Nguyen Khac Vui, deputy director of the Saigon General Hospital, which manages the service, was all praise for it at a general review Tuesday. The hospital has received 67 emergency calls since its launch, and dispatched motorbikes in 26 instances.
Of them, nine patients were treated on the spot, while the remaining 17 were given first aid and taken to hospital by ambulance cars."The motorcycle ambulances’ maneuverability is ideal for patients living in small alleys and during rush hour," Vui said.
"The model ensures patients get access to doctors as quickly as possible.
"People were initially surprised and perplexed but have come around. Some people even asked for a team of emergency doctors on motorbikes."
Among the many patients supported by the motorbike service is a pregnant woman who had been showing signs of hemorrhaging and delivering prematurely.
When her family called the emergency number, 115, it turned out her house was deep inside a small alley, virtually inaccessible by traditional ambulance. Emergency responders were immediately dispatched on motorcycles.
Five minutes after the call doctors and nurses with basic equipment had arrived by her side. After checking her vital signs and providing fluid transfusion, the emergency personnel took her to hospital.
Other hospitals want to come on board
Dr Tran Van Khanh, director of the District 2 Hospital, has asked the city Department of Health to deploy the service at his hospital too.

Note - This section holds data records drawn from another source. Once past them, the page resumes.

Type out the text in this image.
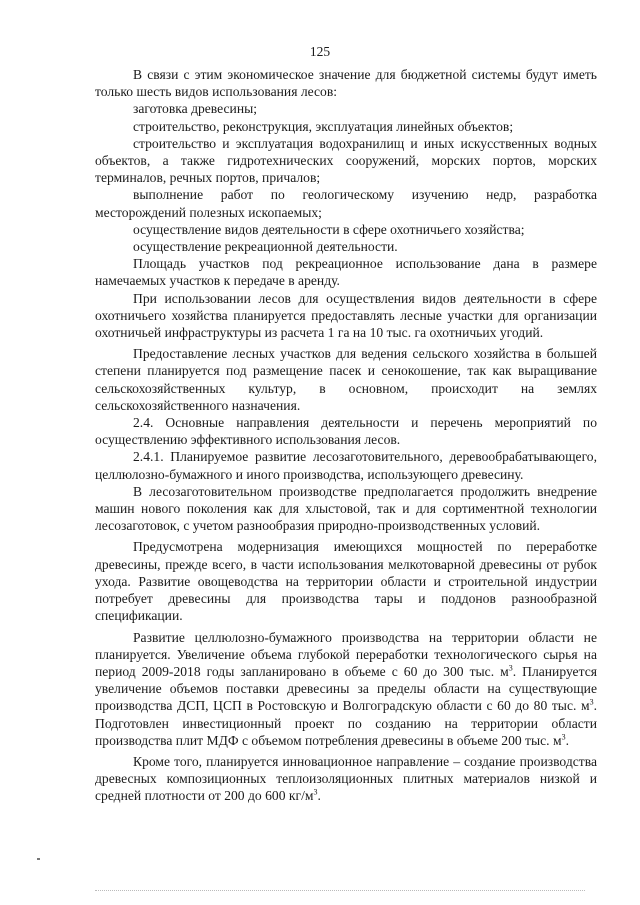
125

В связи с этим экономическое значение для бюджетной системы будут иметь только шесть видов использования лесов:

заготовка древесины;

строительство, реконструкция, эксплуатация линейных объектов;

строительство и эксплуатация водохранилищ и иных искусственных водных объектов, а также гидротехнических сооружений, морских портов, морских терминалов, речных портов, причалов;

выполнение работ по геологическому изучению недр, разработка месторождений полезных ископаемых;

осуществление видов деятельности в сфере охотничьего хозяйства;

осуществление рекреационной деятельности.

Площадь участков под рекреационное использование дана в размере намечаемых участков к передаче в аренду.

При использовании лесов для осуществления видов деятельности в сфере охотничьего хозяйства планируется предоставлять лесные участки для организации охотничьей инфраструктуры из расчета 1 га на 10 тыс. га охотничьих угодий.

Предоставление лесных участков для ведения сельского хозяйства в большей степени планируется под размещение пасек и сенокошение, так как выращивание сельскохозяйственных культур, в основном, происходит на землях сельскохозяйственного назначения.

2.4. Основные направления деятельности и перечень мероприятий по осуществлению эффективного использования лесов.

2.4.1. Планируемое развитие лесозаготовительного, деревообрабатывающего, целлюлозно-бумажного и иного производства, использующего древесину.

В лесозаготовительном производстве предполагается продолжить внедрение машин нового поколения как для хлыстовой, так и для сортиментной технологии лесозаготовок, с учетом разнообразия природно-производственных условий.

Предусмотрена модернизация имеющихся мощностей по переработке древесины, прежде всего, в части использования мелкотоварной древесины от рубок ухода. Развитие овощеводства на территории области и строительной индустрии потребует древесины для производства тары и поддонов разнообразной спецификации.

Развитие целлюлозно-бумажного производства на территории области не планируется. Увеличение объема глубокой переработки технологического сырья на период 2009-2018 годы запланировано в объеме с 60 до 300 тыс. $м^3$. Планируется увеличение объемов поставки древесины за пределы области на существующие производства ДСП, ЦСП в Ростовскую и Волгоградскую области с 60 до 80 тыс. $м^3$. Подготовлен инвестиционный проект по созданию на территории области производства плит МДФ с объемом потребления древесины в объеме 200 тыс. $м^3$.

Кроме того, планируется инновационное направление – создание производства древесных композиционных теплоизоляционных плитных материалов низкой и средней плотности от 200 до 600 $кг/м^3$.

The number of emergency calls to the hospital is increasing rapidly while there are many narrow alleys in its coverage area, not to mention frequent traffic jams, often rendering its three ambulances unsuitable.

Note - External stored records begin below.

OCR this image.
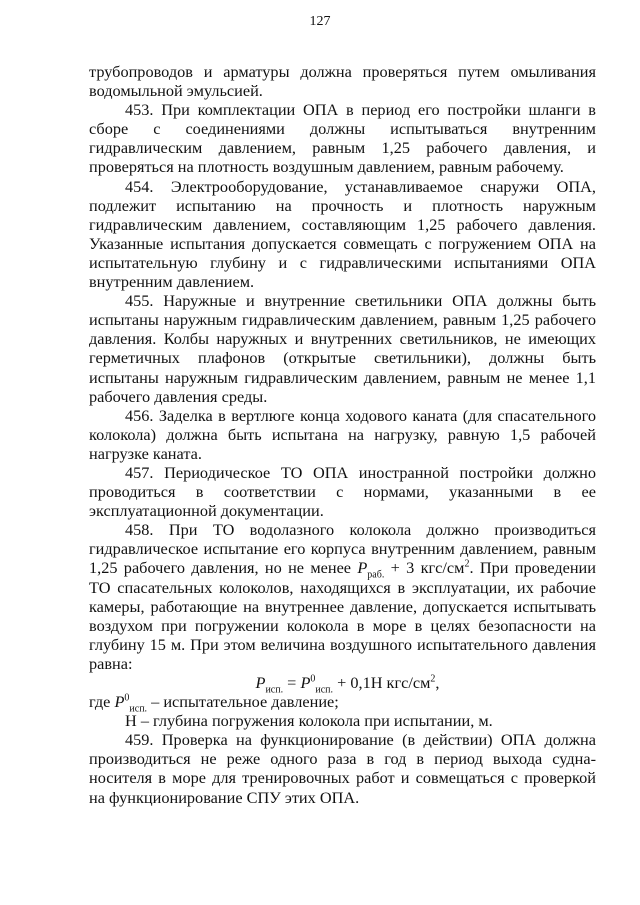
127

трубопроводов и арматуры должна проверяться путем омыливания водомыльной эмульсией.

453. При комплектации ОПА в период его постройки шланги в сборе с соединениями должны испытываться внутренним гидравлическим давлением, равным 1,25 рабочего давления, и проверяться на плотность воздушным давлением, равным рабочему.

454. Электрооборудование, устанавливаемое снаружи ОПА, подлежит испытанию на прочность и плотность наружным гидравлическим давлением, составляющим 1,25 рабочего давления. Указанные испытания допускается совмещать с погружением ОПА на испытательную глубину и с гидравлическими испытаниями ОПА внутренним давлением.

455. Наружные и внутренние светильники ОПА должны быть испытаны наружным гидравлическим давлением, равным 1,25 рабочего давления. Колбы наружных и внутренних светильников, не имеющих герметичных плафонов (открытые светильники), должны быть испытаны наружным гидравлическим давлением, равным не менее 1,1 рабочего давления среды.

456. Заделка в вертлюге конца ходового каната (для спасательного колокола) должна быть испытана на нагрузку, равную 1,5 рабочей нагрузке каната.

457. Периодическое ТО ОПА иностранной постройки должно проводиться в соответствии с нормами, указанными в ее эксплуатационной документации.

458. При ТО водолазного колокола должно производиться гидравлическое испытание его корпуса внутренним давлением, равным 1,25 рабочего давления, но не менее $P_{раб.} + 3$ кгс/$см^2$. При проведении ТО спасательных колоколов, находящихся в эксплуатации, их рабочие камеры, работающие на внутреннее давление, допускается испытывать воздухом при погружении колокола в море в целях безопасности на глубину 15 м. При этом величина воздушного испытательного давления равна:

$P_{исп.} = P^0_{исп.} + 0,1Н$ кгс/$см^2$,

где $P^0_{исп.}$ – испытательное давление;

Н – глубина погружения колокола при испытании, м.

459. Проверка на функционирование (в действии) ОПА должна производиться не реже одного раза в год в период выхода судна-носителя в море для тренировочных работ и совмещаться с проверкой на функционирование СПУ этих ОПА.
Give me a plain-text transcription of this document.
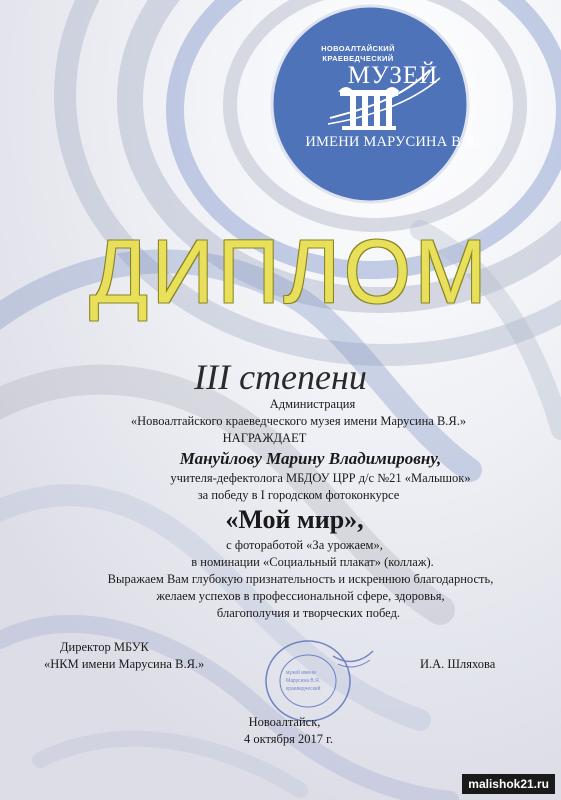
НОВОАЛТАЙСКИЙ
КРАЕВЕДЧЕСКИЙ
МУЗЕЙ
ИМЕНИ МАРУСИНА В.Я.
ДИПЛОМ
III степени
Администрация
«Новоалтайского краеведческого музея имени Марусина В.Я.»
НАГРАЖДАЕТ
Мануйлову Марину Владимировну,
учителя-дефектолога МБДОУ ЦРР д/с №21 «Малышок»
за победу в I городском фотоконкурсе
«Мой мир»,
с фотоработой «За урожаем»,
в номинации «Социальный плакат» (коллаж).
Выражаем Вам глубокую признательность и искреннюю благодарность,
желаем успехов в профессиональной сфере, здоровья,
благополучия и творческих побед.
музей имени
Марусина В.Я.
краеведческий
Директор МБУК
«НКМ имени Марусина В.Я.»	И.А. Шляхова
Новоалтайск,
4 октября 2017 г.
malishok21.ru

"There are days when we don’t have any ambulance and doctors have to carry all their tools by taxi to the patient’s home, provide first aid and wait for the ambulance to arrive," Khanh said.

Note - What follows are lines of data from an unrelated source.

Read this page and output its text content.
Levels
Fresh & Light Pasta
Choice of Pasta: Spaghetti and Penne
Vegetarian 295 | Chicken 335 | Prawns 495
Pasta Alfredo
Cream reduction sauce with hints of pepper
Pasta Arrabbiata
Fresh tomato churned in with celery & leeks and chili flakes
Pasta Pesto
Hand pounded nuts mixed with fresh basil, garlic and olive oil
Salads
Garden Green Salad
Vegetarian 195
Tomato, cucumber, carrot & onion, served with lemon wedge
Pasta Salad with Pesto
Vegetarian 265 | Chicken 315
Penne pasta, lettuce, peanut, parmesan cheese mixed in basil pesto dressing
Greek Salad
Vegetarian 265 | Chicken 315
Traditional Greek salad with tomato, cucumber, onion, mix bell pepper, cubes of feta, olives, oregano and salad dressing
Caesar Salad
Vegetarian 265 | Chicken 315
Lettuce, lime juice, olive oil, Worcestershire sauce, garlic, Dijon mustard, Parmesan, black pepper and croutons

Dr Nguyen Minh Quan, director of the Thu Duc District Hospital, told VnExpress that his hospital gets more than 30 emergency calls every day but has only two ambulances.
"The emergency needs are high, the traffic congestion is quite bad. So, when the medical crew arrives at the scene, people often complain about them arriving late."
The District 1 Hospital and the District 4 Hospital have also asked for the ambulance motorcycle service.
Dr Nguyen Duy Long, director of the 115 Emergency Center, said the goal is to reach people in need within 10 minutes, but the lack of satellite centers and traffic congestion prevent responders from reaching the scene quickly. The two-wheel vehicle model is expected to provide the quickest access to patients, thus saving more lives, he said.
The Saigon General Hospital responders’ motorbikes are equipped with tools like neck splints, blood glucose meters and defibrillators.
Associate Professor Tang Chi Thuong, deputy director of HCMC's Health Department, said the motorcycle response model is successfully deployed in many countries.
"The city has more than 10 million people, and in 2017 the 115 Emergency Center received [only] 12,000 calls, which was very little," Thuong said.
According to the department, within three weeks the two-wheeler model has shown the "advantages of quick and cost-effective arrival at the scene, and it could be of economic benefit in the long run."
HCMC will continue to trial the model for one to two months, calculating the cost before taking it city-wide.
"The two-wheeler medical staff must comply with traffic rules and speed limits like a normal motorbike, and pay attention to safety on the road," Thuong said.